Que toute chose, combinaison éphémère d'atomes soit finie dans le temps et l'espace, que les mondes mêmes ne soient que corps éphémères soumis à la loi générale de combinaison-destruction, que la vie aille à la mort, que partout la mesure impose sa limite, que la raison trouve en toute chose les mêmes lois et les mêmes limites, il n'en reste pas moins que le Tout est illimité, les atomes illimités en nombre, le vide illimité, que toute existence limitée se profile sur fond d'illimité, que tout corps, limité et mortel, est une excroissance périsssable du Tout impérissable. Car si le Tout avait une origine, qu'est ce qui aurait précédé cette origine, origine de l'origine, et cela dans l'infinité des temps? Et si le Tout pouvait disparaître un jour, pourquoi n'a - t- il pas disparu déjà, entraîné dans la destrucion illimitée? La physique grecque affirme l'éternité du Tout, la pense comme allant de soi, et distingue soigneusement le plan empirique où les choses se font et se défont, et le plan de l'immanence absolue, l'Apeiron, fondement a-chronique, sur quoi ils font relief. Mais ce n'est là encore qu'une manière de dire : l'Apeiron est dans les choses mêmes, l'éternité est dans les choses, les traverse pourrait-on dire, puisque jamais chose ne naît, ne se déploie et ne ne se décompose ailleurs que dans la nature elle-même, l'éternelle. C'est ainsi que pour Epicure, si les choses sont mortelles, les atomes qui les constituent sont bel et bien éternels, "principes, semences, éléments insécables, corps premiers", corps-source des innombrables combinaisons corporelles. En toute rigueur l'éternité pénètre la précarité temporelle, présente une sorte de dénégation indépassable de la loi universelle de mortalité. Je meurs mais mes constituants ne meurent pas. Je suis cet étrange mélange de mortalité et d'éternité qui ne permet en rien d'espérer une survie personnelle, mais assure à mon corps une recorporisation indéfinie. Ce n'est en rien une consolation au mal de vivre, c'est une loi de la physique, mieux encore une vérité métaphysique.

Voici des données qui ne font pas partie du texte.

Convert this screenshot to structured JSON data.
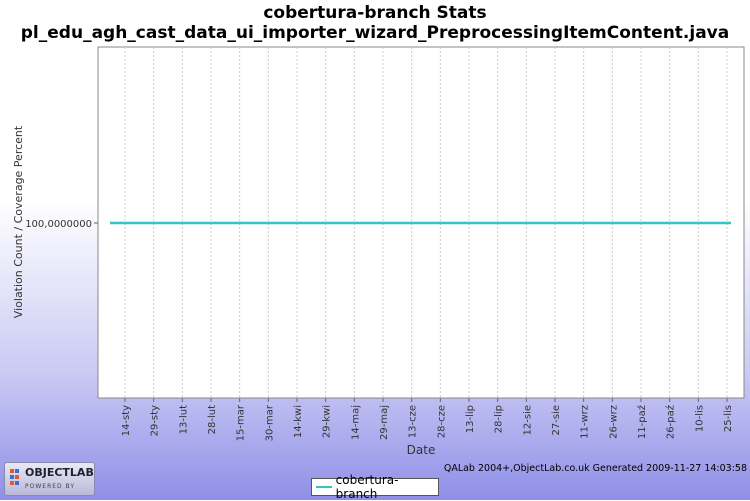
{
  "chart_data": {
    "type": "line",
    "title": "cobertura-branch  Stats",
    "subtitle": "pl_edu_agh_cast_data_ui_importer_wizard_PreprocessingItemContent.java",
    "xlabel": "Date",
    "ylabel": "Violation Count / Coverage Percent",
    "x_ticks": [
      "14-sty",
      "29-sty",
      "13-lut",
      "28-lut",
      "15-mar",
      "30-mar",
      "14-kwi",
      "29-kwi",
      "14-maj",
      "29-maj",
      "13-cze",
      "28-cze",
      "13-lip",
      "28-lip",
      "12-sie",
      "27-sie",
      "11-wrz",
      "26-wrz",
      "11-paź",
      "26-paź",
      "10-lis",
      "25-lis"
    ],
    "y_ticks": [
      "100,0000000"
    ],
    "series": [
      {
        "name": "cobertura-branch",
        "color": "#33c4c4",
        "x_start": "14-sty",
        "x_end": "25-lis",
        "values": [
          100,
          100
        ]
      }
    ],
    "grid": true,
    "legend_position": "bottom"
  },
  "footer": {
    "note": "QALab 2004+,ObjectLab.co.uk Generated 2009-11-27 14:03:58"
  },
  "logo": {
    "main": "OBJECTLAB",
    "sub": "POWERED BY"
  }
}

Peut-on raisonnablement parler d'une mystique épicurienne? Hors religion, en tout cas, hors espérance de salut, hors réincarnation ou délivrance. Mystique païenne si l'on veut, contemplation silencieuse du Tout silencieux où se font et se défont les mondes, vision de l'éternité dans l'impermanence elle-même, de l'illimité dans les limites elles-mêmes, de l'Aïon dans le jeu de Chronos, de l'immensité dans la mesure, de l'infini dans la fin. Cette intuition sublime excède toute raison, tout en la laissant être, si juste à son propre niveau, si précieuse. Et nous ne nous perdrons pas dans l'illimité : toujours nous saurons ce qui peut être, ce qui est, ce qui ne peut pas être. Il est juste de se méfier des extases et des extatiques. Ceux là confondent le réel et l'illusoire. Mais pour une pensée saine, et bien faite, la raison ne sera jamais qu'un outil de mesure. Au delà commence la contemplation.

Je rêve d'une mystique très froide, et sobre, sans émoi particulier, sans effroi ni extase, tranquille et sereine, le corps au repos, l'esprit au repos, sobre sentiment de participation universelle, coïncidence sans jugement, apperception calme des événements qui vont et viennent à la Surface plane du monde.